Siponimod (Mayzent) (1,149) is an oral sphingosine 1-phosphate receptor modulator. It is indicated for the treatment of relapsing forms of multiple sclerosis. At low doses, the drug caused embryotoxicity and fetotoxicity in rats and rabbits including embryofetal deaths and abortions. The drug was teratogenic in both species.

Solriamfetol (Sunosi) (231) is an oral dopamine and norepinephrine reuptake inhibitor that is indicated to improve wakefulness in adult patients with excessive daytime sleepiness associated with narcolepsy or obstructive sleep apnea. The drug caused maternal and fetal toxicities in rats and rabbits and was teratogenic. The manufacturer has a pregnancy exposure registry to monitor pregnancy outcomes. Health care providers or patients can enroll in the program by calling 1-877-283-6220 or contacting the company.

Tafamidis meglumine (Vyndaqel) (503) and tafamidis (Vyndamax) (308) are indicated for the treatment of the cardiomyopathy of wild type or hereditary transthyretin-mediated amyloidosis to reduce cardiovascular mortality and cardiovascular-related hospitalization. In rabbits and rats, use of the drugs during pregnancy caused birth defects, embryo-fetal mortality, and fetal body weight reduction. Limited available data with Vyndaqel use in human pregnancy at a dose of 20 mg/day have not identified any drug-associated risks for major birth defects, miscarriage, or adverse maternal or fetal outcomes (see package insert).
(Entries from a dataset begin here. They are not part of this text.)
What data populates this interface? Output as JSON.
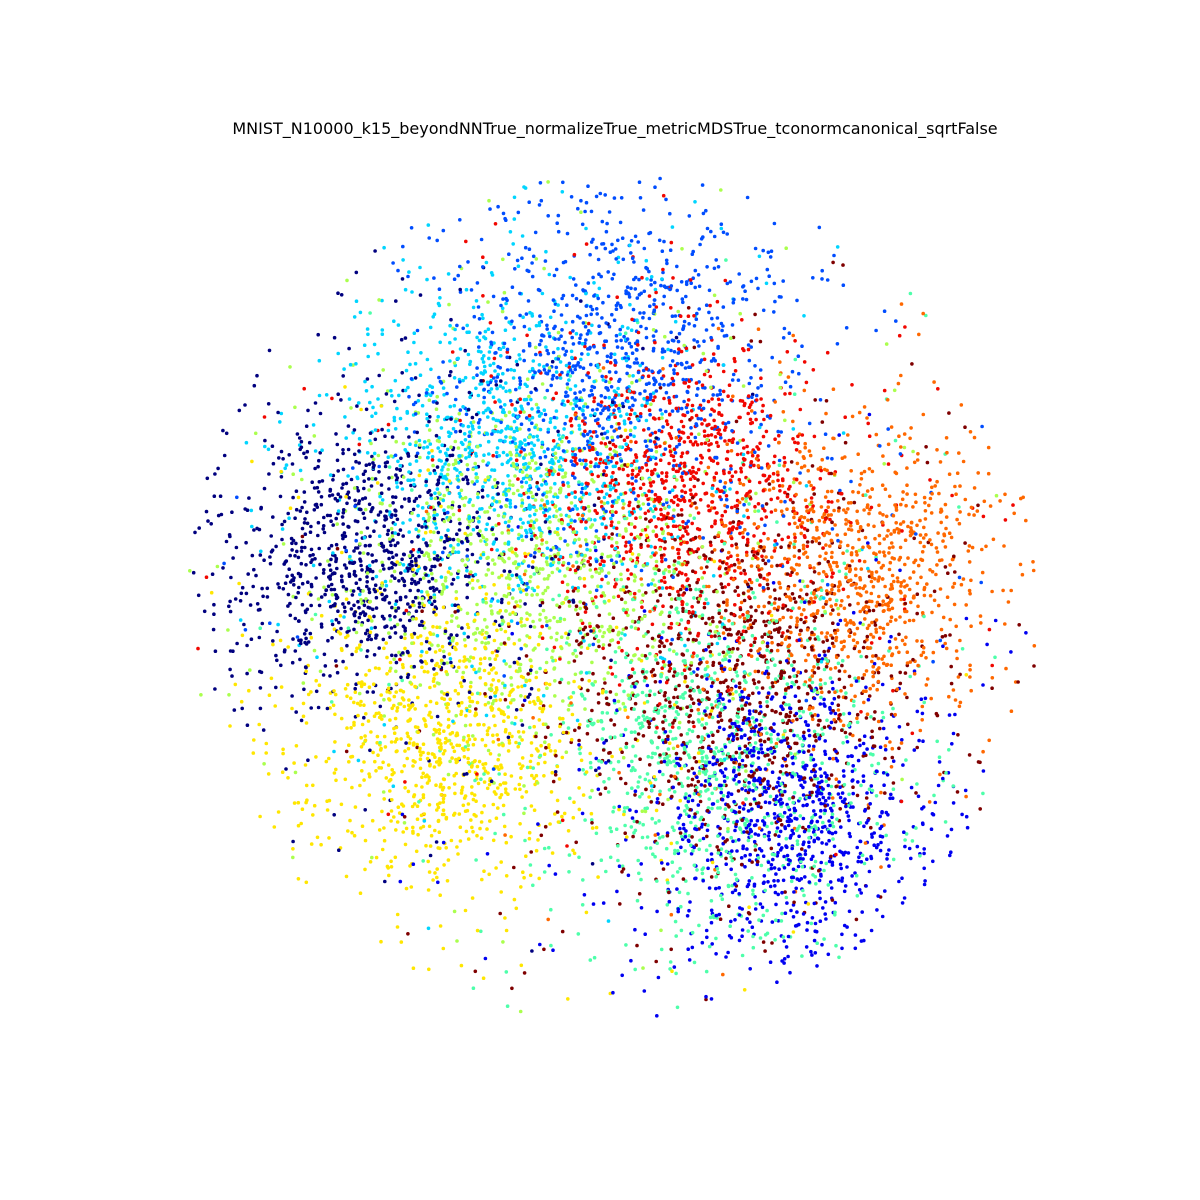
{
  "chart_data": {
    "type": "scatter",
    "title": "MNIST_N10000_k15_beyondNNTrue_normalizeTrue_metricMDSTrue_tconormcanonical_sqrtFalse",
    "xlabel": "",
    "ylabel": "",
    "xlim": [
      -1.0,
      1.0
    ],
    "ylim": [
      -1.0,
      1.0
    ],
    "axes_visible": false,
    "grid": false,
    "legend": "none",
    "n_points_total": 10000,
    "series": [
      {
        "class": 0,
        "color": "#00007f",
        "center": [
          -0.58,
          0.1
        ],
        "spread": 0.17,
        "count": 1000
      },
      {
        "class": 1,
        "color": "#0000f1",
        "center": [
          0.4,
          -0.5
        ],
        "spread": 0.16,
        "count": 1000
      },
      {
        "class": 2,
        "color": "#004dff",
        "center": [
          0.0,
          0.55
        ],
        "spread": 0.2,
        "count": 1000
      },
      {
        "class": 3,
        "color": "#00d5ff",
        "center": [
          -0.25,
          0.35
        ],
        "spread": 0.18,
        "count": 1000
      },
      {
        "class": 4,
        "color": "#4dffaa",
        "center": [
          0.25,
          -0.35
        ],
        "spread": 0.2,
        "count": 1000
      },
      {
        "class": 5,
        "color": "#aaff4d",
        "center": [
          -0.18,
          0.1
        ],
        "spread": 0.2,
        "count": 1000
      },
      {
        "class": 6,
        "color": "#ffe600",
        "center": [
          -0.4,
          -0.32
        ],
        "spread": 0.17,
        "count": 1000
      },
      {
        "class": 7,
        "color": "#ff6800",
        "center": [
          0.55,
          0.05
        ],
        "spread": 0.17,
        "count": 1000
      },
      {
        "class": 8,
        "color": "#f10700",
        "center": [
          0.15,
          0.25
        ],
        "spread": 0.16,
        "count": 1000
      },
      {
        "class": 9,
        "color": "#7f0000",
        "center": [
          0.3,
          -0.2
        ],
        "spread": 0.2,
        "count": 1000
      }
    ]
  }
}
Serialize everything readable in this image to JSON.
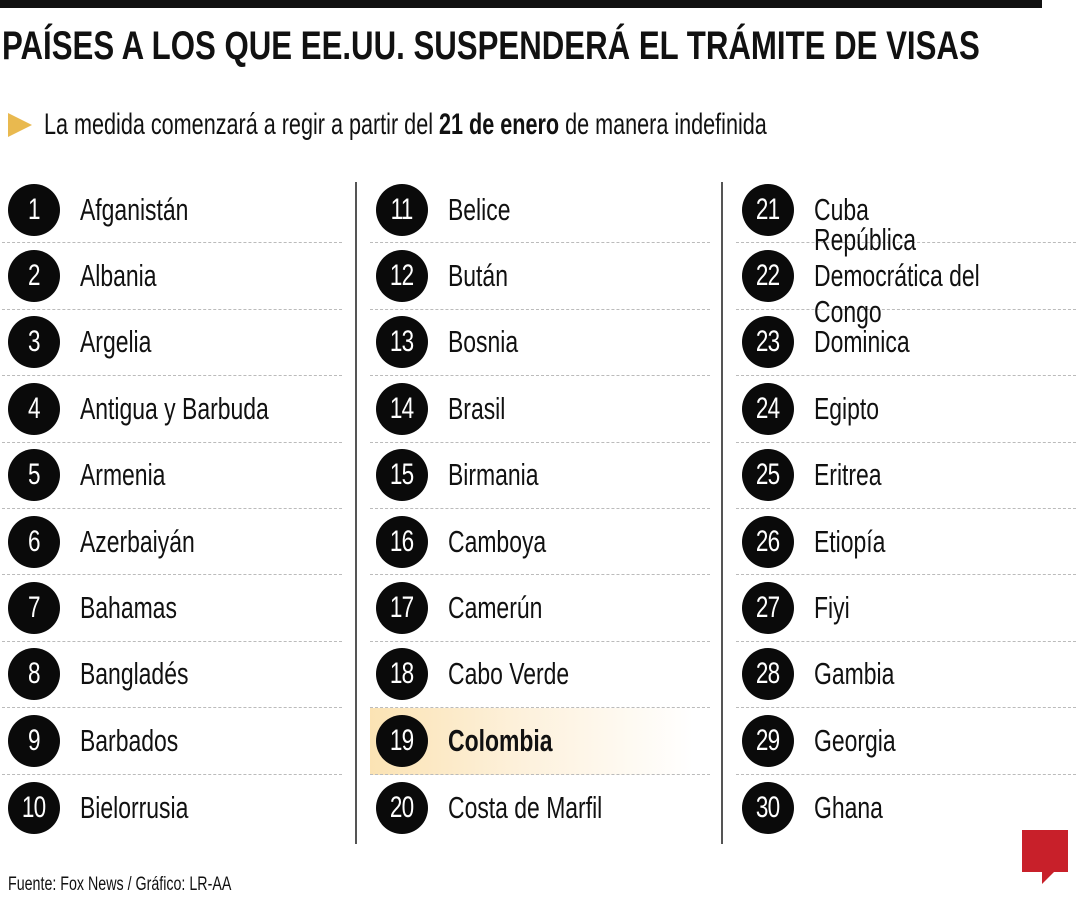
{
  "title": "PAÍSES A LOS QUE EE.UU. SUSPENDERÁ EL TRÁMITE DE VISAS",
  "subtitle": {
    "before": "La medida comenzará a regir a partir del ",
    "bold": "21 de enero",
    "after": " de manera indefinida"
  },
  "accent_color": "#e9b94f",
  "highlight_color": "#fbe3b4",
  "columns": [
    [
      {
        "num": "1",
        "name": "Afganistán"
      },
      {
        "num": "2",
        "name": "Albania"
      },
      {
        "num": "3",
        "name": "Argelia"
      },
      {
        "num": "4",
        "name": "Antigua y Barbuda"
      },
      {
        "num": "5",
        "name": "Armenia"
      },
      {
        "num": "6",
        "name": "Azerbaiyán"
      },
      {
        "num": "7",
        "name": "Bahamas"
      },
      {
        "num": "8",
        "name": "Bangladés"
      },
      {
        "num": "9",
        "name": "Barbados"
      },
      {
        "num": "10",
        "name": "Bielorrusia"
      }
    ],
    [
      {
        "num": "11",
        "name": "Belice"
      },
      {
        "num": "12",
        "name": "Bután"
      },
      {
        "num": "13",
        "name": "Bosnia"
      },
      {
        "num": "14",
        "name": "Brasil"
      },
      {
        "num": "15",
        "name": "Birmania"
      },
      {
        "num": "16",
        "name": "Camboya"
      },
      {
        "num": "17",
        "name": "Camerún"
      },
      {
        "num": "18",
        "name": "Cabo Verde"
      },
      {
        "num": "19",
        "name": "Colombia",
        "highlight": true
      },
      {
        "num": "20",
        "name": "Costa de Marfil"
      }
    ],
    [
      {
        "num": "21",
        "name": "Cuba"
      },
      {
        "num": "22",
        "name": "República Democrática del Congo"
      },
      {
        "num": "23",
        "name": "Dominica"
      },
      {
        "num": "24",
        "name": "Egipto"
      },
      {
        "num": "25",
        "name": "Eritrea"
      },
      {
        "num": "26",
        "name": "Etiopía"
      },
      {
        "num": "27",
        "name": "Fiyi"
      },
      {
        "num": "28",
        "name": "Gambia"
      },
      {
        "num": "29",
        "name": "Georgia"
      },
      {
        "num": "30",
        "name": "Ghana"
      }
    ]
  ],
  "footer": "Fuente: Fox News / Gráfico: LR-AA",
  "logo": "LR"
}
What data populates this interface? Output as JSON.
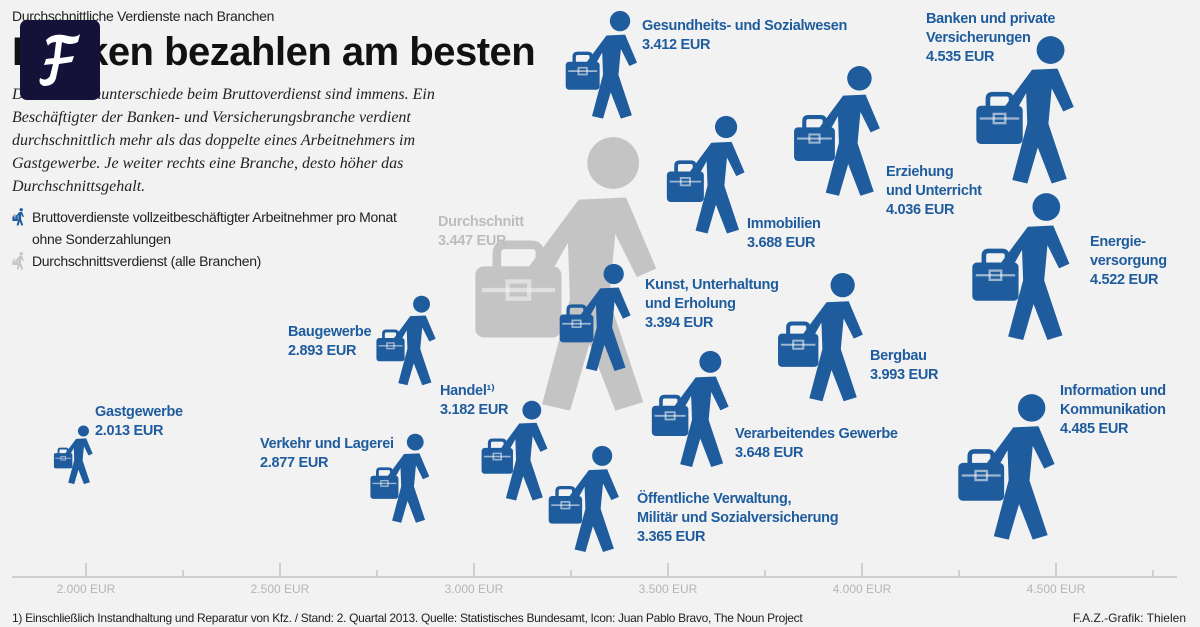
{
  "kicker": "Durchschnittliche Verdienste nach Branchen",
  "title": "Banken bezahlen am besten",
  "logo": "F",
  "intro": "Die Branchenunterschiede beim Bruttoverdienst sind immens. Ein Beschäftigter der Banken- und Versicherungsbranche verdient durchschnittlich mehr als das doppelte eines Arbeitnehmers im Gastgewerbe. Je weiter rechts eine Branche, desto höher das Durchschnittsgehalt.",
  "legend": [
    {
      "label": "Bruttoverdienste vollzeitbeschäftigter Arbeitnehmer pro Monat ohne Sonderzahlungen",
      "color": "#1f5c9d",
      "icon": "walking-person-briefcase-icon"
    },
    {
      "label": "Durchschnittsverdienst (alle Branchen)",
      "color": "#c4c4c4",
      "icon": "walking-person-briefcase-icon"
    }
  ],
  "colors": {
    "branch": "#1f5c9d",
    "average": "#c4c4c4",
    "background": "#f2f2f2"
  },
  "chart_data": {
    "type": "scatter",
    "title": "Banken bezahlen am besten",
    "subtitle": "Durchschnittliche Verdienste nach Branchen",
    "xlabel": "",
    "unit": "EUR",
    "xlim": [
      1950,
      4800
    ],
    "xticks": [
      "2.000 EUR",
      "2.500 EUR",
      "3.000 EUR",
      "3.500 EUR",
      "4.000 EUR",
      "4.500 EUR"
    ],
    "xtick_values": [
      2000,
      2500,
      3000,
      3500,
      4000,
      4500
    ],
    "marker": "walking-person-briefcase-icon",
    "average": {
      "name": "Durchschnitt",
      "value": 3447,
      "value_label": "3.447 EUR"
    },
    "points": [
      {
        "name": "Gastgewerbe",
        "value": 2013,
        "value_label": "2.013 EUR"
      },
      {
        "name": "Verkehr und Lagerei",
        "value": 2877,
        "value_label": "2.877 EUR"
      },
      {
        "name": "Baugewerbe",
        "value": 2893,
        "value_label": "2.893 EUR"
      },
      {
        "name": "Handel¹⁾",
        "value": 3182,
        "value_label": "3.182 EUR"
      },
      {
        "name": "Öffentliche Verwaltung,\nMilitär und Sozialversicherung",
        "value": 3365,
        "value_label": "3.365 EUR"
      },
      {
        "name": "Kunst, Unterhaltung\nund Erholung",
        "value": 3394,
        "value_label": "3.394 EUR"
      },
      {
        "name": "Gesundheits- und Sozialwesen",
        "value": 3412,
        "value_label": "3.412 EUR"
      },
      {
        "name": "Verarbeitendes Gewerbe",
        "value": 3648,
        "value_label": "3.648 EUR"
      },
      {
        "name": "Immobilien",
        "value": 3688,
        "value_label": "3.688 EUR"
      },
      {
        "name": "Bergbau",
        "value": 3993,
        "value_label": "3.993 EUR"
      },
      {
        "name": "Erziehung\nund Unterricht",
        "value": 4036,
        "value_label": "4.036 EUR"
      },
      {
        "name": "Information und\nKommunikation",
        "value": 4485,
        "value_label": "4.485 EUR"
      },
      {
        "name": "Energie-\nversorgung",
        "value": 4522,
        "value_label": "4.522 EUR"
      },
      {
        "name": "Banken und private\nVersicherungen",
        "value": 4535,
        "value_label": "4.535 EUR"
      }
    ]
  },
  "footer": "1) Einschließlich Instandhaltung und Reparatur von Kfz. / Stand: 2. Quartal 2013. Quelle: Statistisches Bundesamt, Icon: Juan Pablo Bravo, The Noun Project",
  "credit": "F.A.Z.-Grafik: Thielen"
}
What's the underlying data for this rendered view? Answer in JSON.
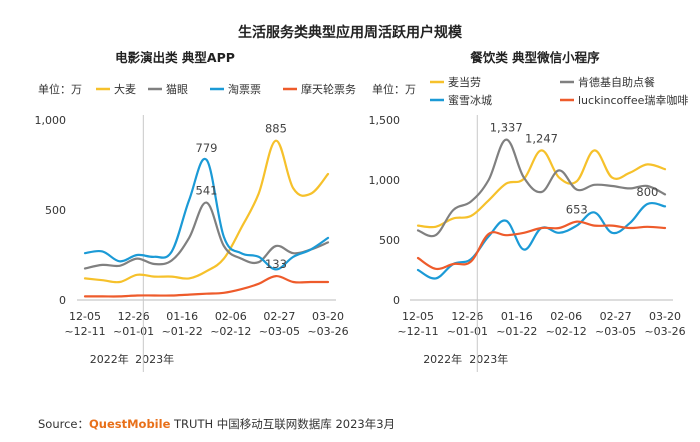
{
  "title": "生活服务类典型应用周活跃用户规模",
  "source": {
    "prefix": "Source：",
    "brand": "QuestMobile",
    "rest": " TRUTH 中国移动互联网数据库 2023年3月"
  },
  "colors": {
    "yellow": "#f6c12b",
    "gray": "#808080",
    "blue": "#1b9ad6",
    "red": "#ee5b2b"
  },
  "chart_data": [
    {
      "type": "line",
      "title": "电影演出类 典型APP",
      "unit_label": "单位：万",
      "ylim": [
        0,
        1000
      ],
      "yticks": [
        {
          "v": 0,
          "label": "0"
        },
        {
          "v": 500,
          "label": "500"
        },
        {
          "v": 1000,
          "label": "1,000"
        }
      ],
      "x_tick_labels": [
        {
          "i": 0,
          "lines": [
            "12-05",
            "~12-11"
          ]
        },
        {
          "i": 3,
          "lines": [
            "12-26",
            "~01-01"
          ]
        },
        {
          "i": 6,
          "lines": [
            "01-16",
            "~01-22"
          ]
        },
        {
          "i": 9,
          "lines": [
            "02-06",
            "~02-12"
          ]
        },
        {
          "i": 12,
          "lines": [
            "02-27",
            "~03-05"
          ]
        },
        {
          "i": 15,
          "lines": [
            "03-20",
            "~03-26"
          ]
        }
      ],
      "year_labels": [
        {
          "i": 1.5,
          "label": "2022年"
        },
        {
          "i": 4.3,
          "label": "2023年"
        }
      ],
      "divider_index": 3.6,
      "series": [
        {
          "name": "大麦",
          "color": "#f6c12b",
          "values": [
            120,
            110,
            100,
            140,
            130,
            130,
            120,
            160,
            230,
            400,
            590,
            885,
            620,
            590,
            700
          ]
        },
        {
          "name": "猫眼",
          "color": "#808080",
          "values": [
            175,
            195,
            190,
            230,
            200,
            220,
            345,
            541,
            300,
            230,
            210,
            300,
            260,
            280,
            320
          ]
        },
        {
          "name": "淘票票",
          "color": "#1b9ad6",
          "values": [
            260,
            270,
            215,
            250,
            240,
            270,
            555,
            779,
            350,
            260,
            240,
            170,
            240,
            280,
            345
          ]
        },
        {
          "name": "摩天轮票务",
          "color": "#ee5b2b",
          "values": [
            20,
            20,
            20,
            25,
            25,
            25,
            30,
            35,
            40,
            60,
            90,
            133,
            100,
            100,
            100
          ]
        }
      ],
      "annotations": [
        {
          "series": 2,
          "i": 7,
          "label": "779"
        },
        {
          "series": 1,
          "i": 7,
          "label": "541"
        },
        {
          "series": 0,
          "i": 11,
          "label": "885"
        },
        {
          "series": 3,
          "i": 11,
          "label": "133"
        }
      ]
    },
    {
      "type": "line",
      "title": "餐饮类 典型微信小程序",
      "unit_label": "单位：万",
      "ylim": [
        0,
        1500
      ],
      "yticks": [
        {
          "v": 0,
          "label": "0"
        },
        {
          "v": 500,
          "label": "500"
        },
        {
          "v": 1000,
          "label": "1,000"
        },
        {
          "v": 1500,
          "label": "1,500"
        }
      ],
      "x_tick_labels": [
        {
          "i": 0,
          "lines": [
            "12-05",
            "~12-11"
          ]
        },
        {
          "i": 3,
          "lines": [
            "12-26",
            "~01-01"
          ]
        },
        {
          "i": 6,
          "lines": [
            "01-16",
            "~01-22"
          ]
        },
        {
          "i": 9,
          "lines": [
            "02-06",
            "~02-12"
          ]
        },
        {
          "i": 12,
          "lines": [
            "02-27",
            "~03-05"
          ]
        },
        {
          "i": 15,
          "lines": [
            "03-20",
            "~03-26"
          ]
        }
      ],
      "year_labels": [
        {
          "i": 1.5,
          "label": "2022年"
        },
        {
          "i": 4.3,
          "label": "2023年"
        }
      ],
      "divider_index": 3.6,
      "series": [
        {
          "name": "麦当劳",
          "color": "#f6c12b",
          "values": [
            620,
            610,
            680,
            700,
            830,
            970,
            1010,
            1247,
            1020,
            990,
            1247,
            1020,
            1060,
            1130,
            1090
          ]
        },
        {
          "name": "肯德基自助点餐",
          "color": "#808080",
          "values": [
            580,
            540,
            750,
            820,
            1000,
            1337,
            1020,
            900,
            1080,
            920,
            960,
            950,
            930,
            950,
            880
          ]
        },
        {
          "name": "蜜雪冰城",
          "color": "#1b9ad6",
          "values": [
            250,
            180,
            300,
            340,
            530,
            660,
            420,
            600,
            560,
            620,
            730,
            560,
            640,
            800,
            780
          ]
        },
        {
          "name": "luckincoffee瑞幸咖啡",
          "color": "#ee5b2b",
          "values": [
            350,
            260,
            300,
            320,
            550,
            540,
            560,
            600,
            600,
            653,
            620,
            620,
            600,
            610,
            600
          ]
        }
      ],
      "annotations": [
        {
          "series": 1,
          "i": 5,
          "label": "1,337"
        },
        {
          "series": 0,
          "i": 7,
          "label": "1,247"
        },
        {
          "series": 3,
          "i": 9,
          "label": "653"
        },
        {
          "series": 2,
          "i": 13,
          "label": "800"
        }
      ]
    }
  ]
}
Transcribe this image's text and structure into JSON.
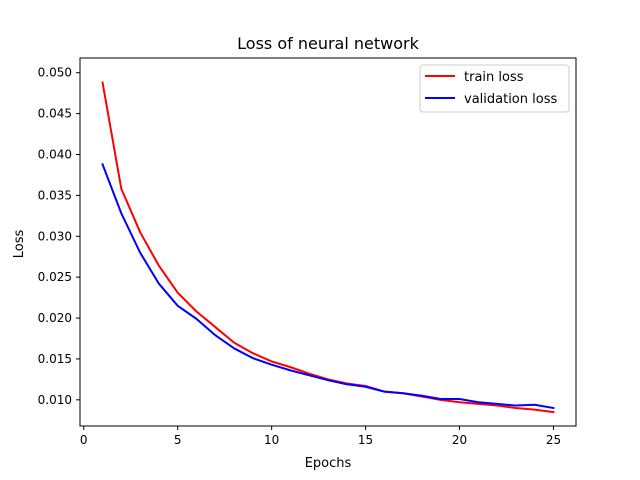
{
  "chart_data": {
    "type": "line",
    "title": "Loss of neural network",
    "xlabel": "Epochs",
    "ylabel": "Loss",
    "xlim": [
      -0.2,
      26.2
    ],
    "ylim": [
      0.0068,
      0.0518
    ],
    "xticks": [
      0,
      5,
      10,
      15,
      20,
      25
    ],
    "yticks": [
      0.01,
      0.015,
      0.02,
      0.025,
      0.03,
      0.035,
      0.04,
      0.045,
      0.05
    ],
    "ytick_labels": [
      "0.010",
      "0.015",
      "0.020",
      "0.025",
      "0.030",
      "0.035",
      "0.040",
      "0.045",
      "0.050"
    ],
    "grid": false,
    "legend_position": "top-right",
    "x": [
      1,
      2,
      3,
      4,
      5,
      6,
      7,
      8,
      9,
      10,
      11,
      12,
      13,
      14,
      15,
      16,
      17,
      18,
      19,
      20,
      21,
      22,
      23,
      24,
      25
    ],
    "series": [
      {
        "name": "train loss",
        "color": "#ff0000",
        "values": [
          0.0488,
          0.0358,
          0.0305,
          0.0264,
          0.0231,
          0.0208,
          0.0189,
          0.017,
          0.0157,
          0.0147,
          0.014,
          0.0132,
          0.0125,
          0.012,
          0.0117,
          0.011,
          0.0108,
          0.0104,
          0.01,
          0.0097,
          0.0095,
          0.0093,
          0.009,
          0.0088,
          0.0085
        ]
      },
      {
        "name": "validation loss",
        "color": "#0000ff",
        "values": [
          0.0388,
          0.0328,
          0.028,
          0.0242,
          0.0215,
          0.0199,
          0.0179,
          0.0163,
          0.0151,
          0.0143,
          0.0136,
          0.013,
          0.0124,
          0.0119,
          0.0116,
          0.011,
          0.0108,
          0.0105,
          0.0101,
          0.0101,
          0.0097,
          0.0095,
          0.0093,
          0.0094,
          0.009
        ]
      }
    ]
  }
}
Tenapanor (Ibsrela) (1,218) is indicated for the treatment of irritable bowel syndrome with constipation. The drug is minimally absorbed systemically, with plasma concentrations below the limit of quantification. No adverse maternal or fetal outcomes in rats or rabbits were observed. As reported by the manufacturer, in a small number of pregnant women, no drug-induced adverse maternal or fetal outcomes were identified.

Triclabendazole (Egaten) (360), an oral anthelmintic, is indicated for the treatment of fascioliasis. The drug was not teratogenic in mice and rabbits.

Trifarotene (Aklief) (460) cream is a retinoid that is indicated for the topical treatment of acne vulgaris. Animal data was related to oral retinoids and it not applicable to this agent. The manufacturer reported that available data from the use of the cream in pregnant women have not identified a drug-associated risk of major birth defects, miscarriage, or adverse maternal or fetal outcomes.